The basic goal of this project is to explore the U.S. National Oceanic and Atmospheric Administration NOAA Storm Database from 1950 to November 2011 and address the following questions:
Across the United States, which types of events (as indicated in the EVTYPE
variable) are most harmful with respect to population health?
Across the United States, which types of events have the greatest economic consequences?
The data show that insbsolute numner, TORNADO
is the event that affected human health the most, while FLOOD
is the event that damages US economy most severely.
I first download the data from the course website and save it in my R working directory, and then use read.csv()
to load the data into R.
storm <- read.csv("repdata-data-StormData.csv")
str(storm)
head(storm)
names(storm)
Functions str()
, head
and names()
are handy to see a general picture of the data. There are 902297 observations with 37 variables. To answer our questions in this project, eight variables are kept and stored in a new dataset st
.
There are many typos in variable EVTYPE
, for instance, mispelled TORNDAO and many different recorded types actually mean the same weather event, for example, FLASH FLOOD and FLOOD/FLASH are the same thing, TSTM is actually equivalent to THUNDERSTORM. Moreover, some types are written in lowercase, but others in uppercase.
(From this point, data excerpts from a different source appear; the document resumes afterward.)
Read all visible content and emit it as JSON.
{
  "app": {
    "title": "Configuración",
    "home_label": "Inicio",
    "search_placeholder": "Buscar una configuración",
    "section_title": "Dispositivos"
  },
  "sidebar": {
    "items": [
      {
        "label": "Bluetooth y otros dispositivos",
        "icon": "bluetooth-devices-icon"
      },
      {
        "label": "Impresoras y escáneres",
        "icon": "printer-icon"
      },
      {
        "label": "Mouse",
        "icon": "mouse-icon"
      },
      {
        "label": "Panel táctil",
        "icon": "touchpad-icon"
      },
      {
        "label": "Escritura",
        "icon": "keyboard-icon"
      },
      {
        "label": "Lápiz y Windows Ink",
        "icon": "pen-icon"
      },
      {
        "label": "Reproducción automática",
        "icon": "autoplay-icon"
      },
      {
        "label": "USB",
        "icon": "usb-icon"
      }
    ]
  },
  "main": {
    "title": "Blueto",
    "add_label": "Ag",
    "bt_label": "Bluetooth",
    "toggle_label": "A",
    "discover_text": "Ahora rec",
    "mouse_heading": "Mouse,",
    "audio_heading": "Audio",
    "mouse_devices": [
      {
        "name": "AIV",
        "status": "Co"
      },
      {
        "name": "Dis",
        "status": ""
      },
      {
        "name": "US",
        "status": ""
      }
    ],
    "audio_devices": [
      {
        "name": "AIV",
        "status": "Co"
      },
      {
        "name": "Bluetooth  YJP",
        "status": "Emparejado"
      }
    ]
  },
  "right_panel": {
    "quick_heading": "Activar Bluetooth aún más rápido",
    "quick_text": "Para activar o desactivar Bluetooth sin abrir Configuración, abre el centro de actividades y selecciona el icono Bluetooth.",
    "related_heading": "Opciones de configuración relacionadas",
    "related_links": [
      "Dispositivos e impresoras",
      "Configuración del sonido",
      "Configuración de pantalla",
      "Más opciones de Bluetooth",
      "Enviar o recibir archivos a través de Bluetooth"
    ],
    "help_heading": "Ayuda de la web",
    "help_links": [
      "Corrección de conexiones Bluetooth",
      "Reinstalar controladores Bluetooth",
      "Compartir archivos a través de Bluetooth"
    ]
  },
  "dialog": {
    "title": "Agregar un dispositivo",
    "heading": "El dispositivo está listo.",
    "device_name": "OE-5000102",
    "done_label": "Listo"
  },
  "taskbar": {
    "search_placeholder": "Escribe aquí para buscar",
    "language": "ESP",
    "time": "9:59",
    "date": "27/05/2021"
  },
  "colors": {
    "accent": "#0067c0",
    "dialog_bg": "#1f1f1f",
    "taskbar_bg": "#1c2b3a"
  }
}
The following code does those a little tedius text processing, grouping the same weather events as precisely as possible. It is based on the Storm Data Event Table on page 6 of NATIONAL WEATHER SERVICE INSTRUCTION provided. After doing so, there are 262 different types left, much less than the original number of types, 985.
st <- storm[, c("STATE", "EVTYPE", "FATALITIES", "INJURIES", "PROPDMG",
"PROPDMGEXP","CROPDMG", "CROPDMGEXP")]
st$EVTYPE <- factor(toupper(st$EVTYPE))
# levels(st$EVTYPE)
trim <- function(x) {
gsub("(^[[:space:]]+|[[:space:]]+$)", "", x)
}
st$EVTYPE <- factor(trim(st$EVTYPE))
# levels(st$EVTYPE)
st[grepl("BLIZZARD", st$EVTYPE), ]$EVTYPE <- "BLIZZARD"
st[grepl("AVALANCE", st$EVTYPE), ]$EVTYPE <- "AVALANCHE"
st[grepl("BRUSH FIRE", st$EVTYPE), ]$EVTYPE <- "BRUSH FIRE"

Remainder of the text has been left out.